Jay Barnica

Issue 19

An Ashbery Cento

It was during the week we talked about deforestation.
We gathered the threads into an equation,
a gay avalanche destroyed much of the town.
We could see it coming from forever,
but should we? Should we all? Perhaps we should.

Which reminds me that I dreamed I was walking
the other time, before the messenger came to your door
and in October, lots of weather, much of it cruder.
We mustn’t draw many conclusions from that, only
we can’t mask the anxiety for long.

I guess what I’m saying is
nothing unusual happened. Soon we were leaving home
in the medium-sized city of my awareness.
We kept on living because we knew how,
but why talk of housebreaking on a night like this?
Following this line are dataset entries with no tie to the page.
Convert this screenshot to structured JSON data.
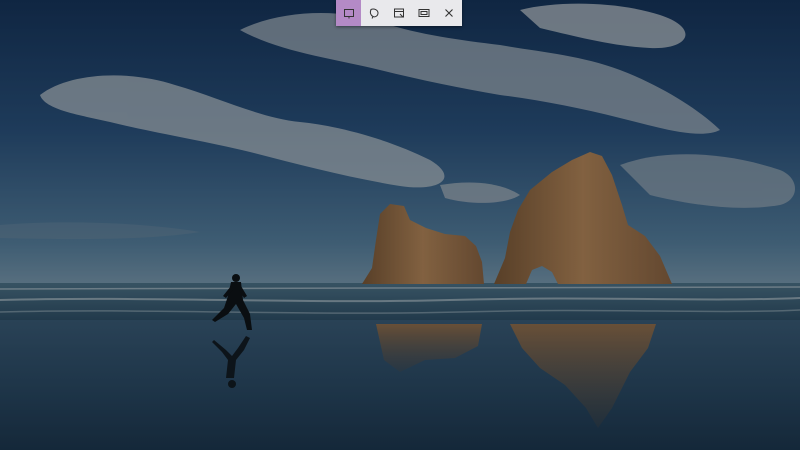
{
  "desktop": {
    "wallpaper_description_colors": {
      "sky_top": "#1b3d68",
      "sky_mid": "#2f5a86",
      "horizon": "#6c8fa8",
      "sea": "#3c5f76",
      "sand": "#243d55",
      "rock": "#a4784a"
    },
    "dim_overlay_color": "#000000"
  },
  "snip_toolbar": {
    "accent": "#b48ac6",
    "background": "#e9e9ec",
    "buttons": [
      {
        "icon": "rectangular-snip-icon",
        "selected": true
      },
      {
        "icon": "freeform-snip-icon",
        "selected": false
      },
      {
        "icon": "window-snip-icon",
        "selected": false
      },
      {
        "icon": "fullscreen-snip-icon",
        "selected": false
      },
      {
        "icon": "close-icon",
        "selected": false
      }
    ]
  }
}
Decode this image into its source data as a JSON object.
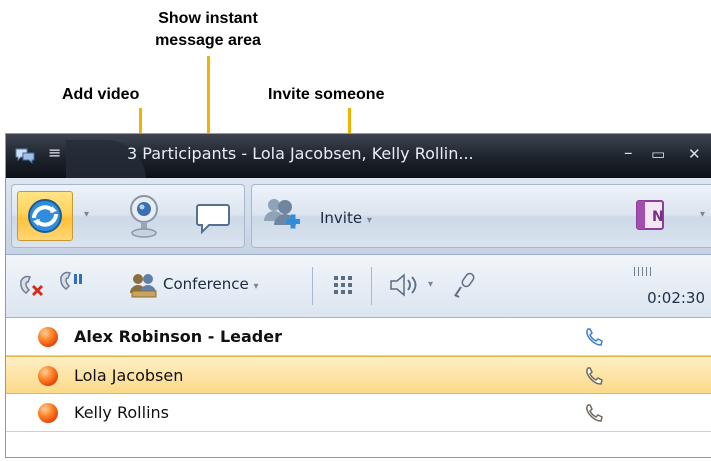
{
  "callouts": {
    "show_im": "Show instant\nmessage area",
    "add_video": "Add video",
    "invite_someone": "Invite someone"
  },
  "window": {
    "title": "3 Participants - Lola Jacobsen, Kelly Rollin...",
    "minimize_glyph": "–",
    "maximize_glyph": "▭",
    "close_glyph": "✕"
  },
  "toolbar": {
    "invite_label": "Invite",
    "dropdown_glyph": "▾"
  },
  "call_controls": {
    "conference_label": "Conference",
    "timer": "0:02:30",
    "signal_bars": "|||||"
  },
  "participants": [
    {
      "name": "Alex Robinson - Leader",
      "bold": true,
      "selected": false
    },
    {
      "name": "Lola Jacobsen",
      "bold": false,
      "selected": true
    },
    {
      "name": "Kelly Rollins",
      "bold": false,
      "selected": false
    }
  ],
  "colors": {
    "accent_yellow": "#f0b400",
    "presence_busy": "#e94c0c",
    "title_bar": "#1d232c"
  },
  "icons": {
    "call": "call-icon",
    "video": "webcam-icon",
    "im": "speech-bubble-icon",
    "invite": "add-people-icon",
    "onenote": "onenote-icon",
    "end_call": "end-call-icon",
    "hold": "hold-call-icon",
    "conference": "conference-icon",
    "dialpad": "dialpad-icon",
    "speaker": "speaker-icon",
    "mic": "microphone-icon",
    "phone": "phone-icon"
  }
}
As for the father, well, he’ll become hybrid, like most of us,
signing the night’s emeralds away,
while our time on the planet ambiguously finishes.
The beginning of the middle is like that,
which brings me to my original argument:

the first year was like icing;
those who came closest did not come close;
halving and having a new thing are the same;
the truth is always a bit further on, and sits there;
the narrative got punctured.

Don’t try this at home. On second thought, come in,
whatever stops playing is the enemy of the incomplete.
In all my years as a pedestrian
that was never an issue.
Fast forward to the beginning of your Christmas present.


Source & Method

“An Ashbery Cento” is comprised of discrete lines from poems in the following collections by John Ashbery: Quick Question, Breezeway, Where Shall I Wander, A Worldly Country, Chinese Whispers, and A Wave.


Jay Barnica is a professional writing tutor and freshman composition professor in Pennsylvania. He finds poetry everywhere.